Writer: Lanie Robertson
Director: Austin Pendleton
Reviewer: Scott Matthewman
For a woman born at the tail end of the 19th century, Peggy Guggenheim strikes a very modern, liberated chord in Woman Before a Glass, a one-act play by Lanie Robertson. Far more sexually and socially liberated than her peers, Guggenheim collected husbands (not necessarily her own) with as much vigour as she did art.
Much like Robertson’s Lady Day at the Emerson Bar & Grill, which played to acclaim in the West End last year, the play is an extended monologue exploring a woman’s life from her own point of view. Here, Judy Rosenblatt plays Guggenheim with a mischievous twinkle as she awaits the visit of the Italian president to the Venice palazzo which she has crammed with modern art.
In Rosenblatt’s delivery, Guggenheim is warm and engaging, utterly believable as someone who had a passionate affair with Samuel Beckett, was best friends with Marchel Duchamp and acted as patron to the likes of Jackson Pollock. But there is insecurity, too: not only a sense of inferiority compared to other branches of the Guggenheim family (due in part to her father’s untimely death aboard the RMS Titanic, they were “millionaires, not billionaires”) but also her despair at her daughter’s ongoing battles with depression.

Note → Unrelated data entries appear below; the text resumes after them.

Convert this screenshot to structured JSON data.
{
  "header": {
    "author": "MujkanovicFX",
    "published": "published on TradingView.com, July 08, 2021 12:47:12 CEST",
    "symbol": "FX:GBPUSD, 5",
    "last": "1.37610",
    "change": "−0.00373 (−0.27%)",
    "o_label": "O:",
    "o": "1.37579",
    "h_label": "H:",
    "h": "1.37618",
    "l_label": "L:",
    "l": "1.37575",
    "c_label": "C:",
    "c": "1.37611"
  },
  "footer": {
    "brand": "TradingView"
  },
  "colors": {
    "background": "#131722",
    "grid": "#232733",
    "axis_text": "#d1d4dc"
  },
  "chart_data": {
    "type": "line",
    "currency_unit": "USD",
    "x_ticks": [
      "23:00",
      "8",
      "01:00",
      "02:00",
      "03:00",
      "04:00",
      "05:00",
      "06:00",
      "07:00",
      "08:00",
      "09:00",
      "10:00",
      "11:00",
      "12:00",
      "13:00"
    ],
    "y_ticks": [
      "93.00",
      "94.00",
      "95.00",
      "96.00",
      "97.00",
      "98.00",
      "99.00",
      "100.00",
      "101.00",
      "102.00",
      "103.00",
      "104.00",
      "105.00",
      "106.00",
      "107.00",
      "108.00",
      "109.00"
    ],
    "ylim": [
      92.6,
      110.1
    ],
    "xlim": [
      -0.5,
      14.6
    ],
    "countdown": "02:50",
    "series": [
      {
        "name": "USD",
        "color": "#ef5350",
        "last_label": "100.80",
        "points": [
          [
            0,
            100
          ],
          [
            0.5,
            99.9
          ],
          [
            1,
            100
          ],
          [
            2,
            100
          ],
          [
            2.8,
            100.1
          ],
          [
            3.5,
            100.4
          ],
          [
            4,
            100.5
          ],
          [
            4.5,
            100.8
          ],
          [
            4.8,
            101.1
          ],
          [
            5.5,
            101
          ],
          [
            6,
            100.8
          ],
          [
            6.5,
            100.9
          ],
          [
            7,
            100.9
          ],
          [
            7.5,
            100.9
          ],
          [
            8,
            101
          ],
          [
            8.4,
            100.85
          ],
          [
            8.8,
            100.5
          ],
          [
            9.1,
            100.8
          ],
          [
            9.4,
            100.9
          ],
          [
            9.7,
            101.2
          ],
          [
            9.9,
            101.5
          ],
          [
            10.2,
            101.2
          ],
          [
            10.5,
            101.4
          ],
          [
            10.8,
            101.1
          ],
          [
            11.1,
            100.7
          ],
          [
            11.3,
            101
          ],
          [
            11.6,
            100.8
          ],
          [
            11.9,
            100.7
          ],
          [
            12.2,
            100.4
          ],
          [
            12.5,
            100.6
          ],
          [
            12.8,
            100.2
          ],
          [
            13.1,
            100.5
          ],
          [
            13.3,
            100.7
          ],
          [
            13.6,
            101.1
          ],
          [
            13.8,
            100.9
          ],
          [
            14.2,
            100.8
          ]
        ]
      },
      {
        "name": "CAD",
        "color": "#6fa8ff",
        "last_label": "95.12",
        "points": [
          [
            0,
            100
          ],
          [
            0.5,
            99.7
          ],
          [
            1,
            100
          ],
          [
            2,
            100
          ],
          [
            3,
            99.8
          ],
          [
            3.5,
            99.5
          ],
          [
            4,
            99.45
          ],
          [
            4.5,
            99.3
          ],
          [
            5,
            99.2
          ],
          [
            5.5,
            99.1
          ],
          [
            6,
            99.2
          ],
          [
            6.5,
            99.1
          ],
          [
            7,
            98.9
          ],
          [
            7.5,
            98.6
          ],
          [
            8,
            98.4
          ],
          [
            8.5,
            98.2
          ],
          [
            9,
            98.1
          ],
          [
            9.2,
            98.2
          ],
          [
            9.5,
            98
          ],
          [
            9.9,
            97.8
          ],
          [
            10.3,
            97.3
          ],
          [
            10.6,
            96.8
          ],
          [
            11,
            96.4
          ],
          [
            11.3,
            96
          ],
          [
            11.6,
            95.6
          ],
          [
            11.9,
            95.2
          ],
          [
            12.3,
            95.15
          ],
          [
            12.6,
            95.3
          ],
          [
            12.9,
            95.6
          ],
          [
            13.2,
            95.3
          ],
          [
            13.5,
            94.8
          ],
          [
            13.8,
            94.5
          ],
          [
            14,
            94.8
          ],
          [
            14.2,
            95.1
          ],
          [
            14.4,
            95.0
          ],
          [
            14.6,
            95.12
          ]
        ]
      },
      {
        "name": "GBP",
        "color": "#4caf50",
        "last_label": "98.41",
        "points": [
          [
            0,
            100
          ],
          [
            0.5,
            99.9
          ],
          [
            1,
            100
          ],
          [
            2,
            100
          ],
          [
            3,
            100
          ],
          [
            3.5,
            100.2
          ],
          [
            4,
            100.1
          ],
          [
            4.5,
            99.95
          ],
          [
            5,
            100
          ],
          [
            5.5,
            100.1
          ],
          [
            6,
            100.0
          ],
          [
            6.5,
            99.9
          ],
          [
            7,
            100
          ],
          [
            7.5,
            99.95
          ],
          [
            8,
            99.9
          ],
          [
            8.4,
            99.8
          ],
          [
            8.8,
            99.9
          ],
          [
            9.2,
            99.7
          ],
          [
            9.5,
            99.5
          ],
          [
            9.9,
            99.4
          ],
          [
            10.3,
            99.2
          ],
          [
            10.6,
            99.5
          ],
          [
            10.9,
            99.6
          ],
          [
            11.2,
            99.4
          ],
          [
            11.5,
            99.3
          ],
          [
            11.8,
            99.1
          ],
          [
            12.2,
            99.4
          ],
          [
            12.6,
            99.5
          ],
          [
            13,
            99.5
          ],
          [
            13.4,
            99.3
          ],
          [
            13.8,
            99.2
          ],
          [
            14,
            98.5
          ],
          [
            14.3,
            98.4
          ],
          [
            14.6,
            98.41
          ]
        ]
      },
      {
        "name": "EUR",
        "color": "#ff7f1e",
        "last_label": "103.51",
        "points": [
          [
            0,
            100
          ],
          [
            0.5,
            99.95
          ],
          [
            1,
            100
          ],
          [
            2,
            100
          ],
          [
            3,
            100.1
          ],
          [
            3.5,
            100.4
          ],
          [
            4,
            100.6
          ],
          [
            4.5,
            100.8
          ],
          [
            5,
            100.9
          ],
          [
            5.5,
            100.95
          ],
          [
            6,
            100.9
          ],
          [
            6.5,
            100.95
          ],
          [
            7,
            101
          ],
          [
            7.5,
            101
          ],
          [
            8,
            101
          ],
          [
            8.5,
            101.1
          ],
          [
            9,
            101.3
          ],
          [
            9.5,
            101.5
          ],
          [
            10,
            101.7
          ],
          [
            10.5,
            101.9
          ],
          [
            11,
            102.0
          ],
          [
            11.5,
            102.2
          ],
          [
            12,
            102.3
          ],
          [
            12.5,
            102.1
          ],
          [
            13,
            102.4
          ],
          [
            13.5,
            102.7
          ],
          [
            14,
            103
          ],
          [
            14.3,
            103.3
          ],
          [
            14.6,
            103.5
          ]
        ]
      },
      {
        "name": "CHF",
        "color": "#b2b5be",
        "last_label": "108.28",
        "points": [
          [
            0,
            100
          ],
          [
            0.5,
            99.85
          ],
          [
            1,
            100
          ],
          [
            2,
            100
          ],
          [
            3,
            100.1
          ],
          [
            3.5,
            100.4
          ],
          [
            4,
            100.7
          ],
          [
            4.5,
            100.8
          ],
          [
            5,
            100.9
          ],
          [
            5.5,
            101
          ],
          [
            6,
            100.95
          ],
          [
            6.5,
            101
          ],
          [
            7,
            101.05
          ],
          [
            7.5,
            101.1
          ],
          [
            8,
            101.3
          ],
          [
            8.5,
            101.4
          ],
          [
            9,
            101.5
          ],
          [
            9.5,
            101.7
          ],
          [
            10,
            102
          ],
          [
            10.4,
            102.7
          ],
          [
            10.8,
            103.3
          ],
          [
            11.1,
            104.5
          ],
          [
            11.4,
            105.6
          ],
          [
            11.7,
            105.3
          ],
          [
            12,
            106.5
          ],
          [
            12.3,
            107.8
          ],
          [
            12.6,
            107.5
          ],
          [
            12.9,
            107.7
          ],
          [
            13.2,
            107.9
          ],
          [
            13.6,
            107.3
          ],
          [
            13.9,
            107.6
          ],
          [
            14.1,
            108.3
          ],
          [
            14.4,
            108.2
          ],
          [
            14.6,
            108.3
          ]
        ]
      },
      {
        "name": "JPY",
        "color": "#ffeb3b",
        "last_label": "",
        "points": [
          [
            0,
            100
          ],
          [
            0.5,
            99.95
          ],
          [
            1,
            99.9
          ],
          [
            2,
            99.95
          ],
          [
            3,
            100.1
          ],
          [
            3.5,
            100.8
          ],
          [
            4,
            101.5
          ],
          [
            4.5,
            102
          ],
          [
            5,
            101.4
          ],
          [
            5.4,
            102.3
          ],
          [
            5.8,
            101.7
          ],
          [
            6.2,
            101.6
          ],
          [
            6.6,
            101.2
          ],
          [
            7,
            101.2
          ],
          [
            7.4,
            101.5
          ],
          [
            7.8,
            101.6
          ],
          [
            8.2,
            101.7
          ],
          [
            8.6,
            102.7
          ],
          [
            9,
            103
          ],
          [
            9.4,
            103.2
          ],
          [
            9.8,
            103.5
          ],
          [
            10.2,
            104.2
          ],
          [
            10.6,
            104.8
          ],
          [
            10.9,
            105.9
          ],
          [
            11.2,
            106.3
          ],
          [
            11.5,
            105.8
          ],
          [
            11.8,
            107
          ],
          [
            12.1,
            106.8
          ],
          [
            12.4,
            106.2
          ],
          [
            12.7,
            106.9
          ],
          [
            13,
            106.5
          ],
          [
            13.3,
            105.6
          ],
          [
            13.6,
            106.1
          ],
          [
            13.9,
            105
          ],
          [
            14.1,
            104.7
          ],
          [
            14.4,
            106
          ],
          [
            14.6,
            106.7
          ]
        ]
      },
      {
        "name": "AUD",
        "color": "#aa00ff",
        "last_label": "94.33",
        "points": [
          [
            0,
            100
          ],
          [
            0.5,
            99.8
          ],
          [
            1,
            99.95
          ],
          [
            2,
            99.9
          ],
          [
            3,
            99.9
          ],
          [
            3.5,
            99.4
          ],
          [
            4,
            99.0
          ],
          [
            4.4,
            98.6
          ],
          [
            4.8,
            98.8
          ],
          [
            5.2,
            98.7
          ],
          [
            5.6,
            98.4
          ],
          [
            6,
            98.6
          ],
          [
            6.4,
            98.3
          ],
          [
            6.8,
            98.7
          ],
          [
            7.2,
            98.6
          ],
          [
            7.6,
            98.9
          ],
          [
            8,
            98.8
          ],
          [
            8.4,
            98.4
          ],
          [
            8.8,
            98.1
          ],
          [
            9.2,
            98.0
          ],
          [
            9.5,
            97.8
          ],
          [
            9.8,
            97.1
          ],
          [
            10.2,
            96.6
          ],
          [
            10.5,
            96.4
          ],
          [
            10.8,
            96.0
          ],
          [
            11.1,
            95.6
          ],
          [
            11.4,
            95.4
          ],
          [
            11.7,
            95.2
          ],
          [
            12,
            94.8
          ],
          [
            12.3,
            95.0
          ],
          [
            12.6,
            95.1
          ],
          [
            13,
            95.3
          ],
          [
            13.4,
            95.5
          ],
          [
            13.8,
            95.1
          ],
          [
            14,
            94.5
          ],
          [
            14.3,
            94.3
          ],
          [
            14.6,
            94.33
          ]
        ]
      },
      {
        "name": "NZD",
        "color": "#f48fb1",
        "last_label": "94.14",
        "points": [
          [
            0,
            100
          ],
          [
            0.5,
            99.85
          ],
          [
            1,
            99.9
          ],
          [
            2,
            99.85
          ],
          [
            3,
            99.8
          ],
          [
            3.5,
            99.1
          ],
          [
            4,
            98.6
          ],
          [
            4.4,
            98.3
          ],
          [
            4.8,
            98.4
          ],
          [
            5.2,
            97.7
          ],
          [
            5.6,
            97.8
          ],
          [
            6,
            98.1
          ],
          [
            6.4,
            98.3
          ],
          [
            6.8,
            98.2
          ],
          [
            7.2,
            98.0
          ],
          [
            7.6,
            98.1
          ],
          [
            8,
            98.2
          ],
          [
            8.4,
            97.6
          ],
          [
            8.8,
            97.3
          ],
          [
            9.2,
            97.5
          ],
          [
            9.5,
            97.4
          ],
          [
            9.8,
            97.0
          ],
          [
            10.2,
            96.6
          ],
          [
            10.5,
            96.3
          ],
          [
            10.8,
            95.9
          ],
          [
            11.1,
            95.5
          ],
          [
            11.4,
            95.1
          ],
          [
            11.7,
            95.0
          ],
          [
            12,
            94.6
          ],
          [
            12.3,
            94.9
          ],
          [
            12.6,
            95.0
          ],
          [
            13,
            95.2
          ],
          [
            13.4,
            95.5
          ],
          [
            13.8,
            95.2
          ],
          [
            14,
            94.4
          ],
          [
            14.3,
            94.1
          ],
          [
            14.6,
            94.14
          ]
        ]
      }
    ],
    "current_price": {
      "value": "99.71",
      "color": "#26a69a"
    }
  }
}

Indeed, the relationship between Guggenheim and her offspring is seen as less important to the woman than that between her and her art collection: she refers to giving up her son Sindbad to the custody of her ex-husband because he made too much noise, while her paintings and statuary are what she unironically refers to as “my children”.
The contrast between the effort she puts into finding her artworks a home after her death, and the emotional distance from own children, hits home eventually. Rosenblatt’s reaction to a final, devastating phone call provides the climax of a piece which allows the portrayal of Guggenheim as a complex, layered woman.
Director Austin Pendleton brings a dynamism to the 90-minute monologue, ensuring that Rosenblatt is conversationally humorous and animated when needed, bringing extra contrast to her moments of stillness and introspection. Erika Rodriguez’s set foregoes any attempt to portray Guggenheim’s art collection by setting the action in possibly the only art-free room in the woman’s Venetian home.
But the emptiness of the cream walls do at least allow us to concentrate on Rosenblatt’s performance: full of character and warmth, and utterly convincing as a woman who gave her life to her passion for art.